The term “child maltreatment” refers to both child abuse and neglect. Based on data provided by states and published in a report from the Administration for Children and Families (ACF), the number of victims of physical or sexual abuse increased from the previous year, while the number of neglect victims decreased.
The overall decrease in victims occurred despite child protective services agencies receiving more alerts about alleged child abuse or neglect and conducting more investigations and alternative responses.
In federal fiscal year 2016 – which ran from Oct. 1, 2015 to Sept. 30, 2016 – 676,000 children were victims of abuse and neglect, a rate that came to 9.1 victims per 1,000 children in the population. Last year’s report found that in 2015 there were 683,000 victims, a rate of 9.2 victims per 1,000 children.
Child fatalities resulting from child maltreatment rose to 1,700 in 2016, compared with 1,589 fatalities reported in the previous year.
“Helping state child welfare agencies prevent and address child abuse and neglect is one of our top priorities this year,” said Steven Wagner, acting assistant secretary for children and families at ACF, in a press release announcing the report. “Collaborating with state child protective services helps us collect case-level data to better understand what’s occurring in a home when a child is neglected or abused.”

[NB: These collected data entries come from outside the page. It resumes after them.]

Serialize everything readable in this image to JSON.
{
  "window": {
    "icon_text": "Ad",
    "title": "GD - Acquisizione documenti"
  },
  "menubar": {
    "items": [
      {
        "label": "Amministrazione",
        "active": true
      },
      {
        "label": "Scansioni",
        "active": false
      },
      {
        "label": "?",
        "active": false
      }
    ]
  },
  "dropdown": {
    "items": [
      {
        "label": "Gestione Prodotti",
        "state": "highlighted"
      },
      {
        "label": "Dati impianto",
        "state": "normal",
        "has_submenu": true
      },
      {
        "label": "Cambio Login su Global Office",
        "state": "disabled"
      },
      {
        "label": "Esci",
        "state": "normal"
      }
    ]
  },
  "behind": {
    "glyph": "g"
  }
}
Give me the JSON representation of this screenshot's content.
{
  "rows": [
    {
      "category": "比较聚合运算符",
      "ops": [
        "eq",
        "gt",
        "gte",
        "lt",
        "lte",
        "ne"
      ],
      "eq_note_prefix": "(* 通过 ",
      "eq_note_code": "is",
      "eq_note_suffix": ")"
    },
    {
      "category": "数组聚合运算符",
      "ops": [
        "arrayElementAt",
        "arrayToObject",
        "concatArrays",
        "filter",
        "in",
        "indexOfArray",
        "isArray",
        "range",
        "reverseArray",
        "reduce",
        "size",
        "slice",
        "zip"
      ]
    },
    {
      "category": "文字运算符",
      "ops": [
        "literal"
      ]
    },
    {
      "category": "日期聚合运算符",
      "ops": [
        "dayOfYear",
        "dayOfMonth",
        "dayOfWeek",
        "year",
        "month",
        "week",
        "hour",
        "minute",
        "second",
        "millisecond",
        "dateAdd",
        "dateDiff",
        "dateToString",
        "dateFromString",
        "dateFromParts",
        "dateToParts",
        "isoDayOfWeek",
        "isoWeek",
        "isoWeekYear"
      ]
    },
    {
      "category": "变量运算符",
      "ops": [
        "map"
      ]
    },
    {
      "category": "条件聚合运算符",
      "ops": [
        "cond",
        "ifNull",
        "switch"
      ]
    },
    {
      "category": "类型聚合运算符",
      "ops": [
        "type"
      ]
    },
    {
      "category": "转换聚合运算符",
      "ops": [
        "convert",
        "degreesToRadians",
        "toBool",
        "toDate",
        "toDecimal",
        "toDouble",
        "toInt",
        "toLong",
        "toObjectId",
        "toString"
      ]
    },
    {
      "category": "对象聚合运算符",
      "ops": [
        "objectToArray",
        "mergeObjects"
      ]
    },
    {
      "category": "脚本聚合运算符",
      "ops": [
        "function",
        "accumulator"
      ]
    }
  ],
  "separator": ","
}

The child maltreatment report is drawn from the National Child Abuse and Neglect Data System (NCANDS) dataset, a voluntary national data collection and analysis program of state child abuse and neglect information based upon data submitted by the 50 states, the District of Columbia and the Commonwealth of Puerto Rico.
The report estimates that almost 3.5 million children in the U.S. received a child protective services investigation response or alternative response sometime during the year. That is 9.5 percent higher than in 2012.
The states with the highest rates of child maltreatment victims were Massachusetts, Indiana and Michigan. The states with the highest rates of child deaths were West Virginia, Mississippi and Arkansas.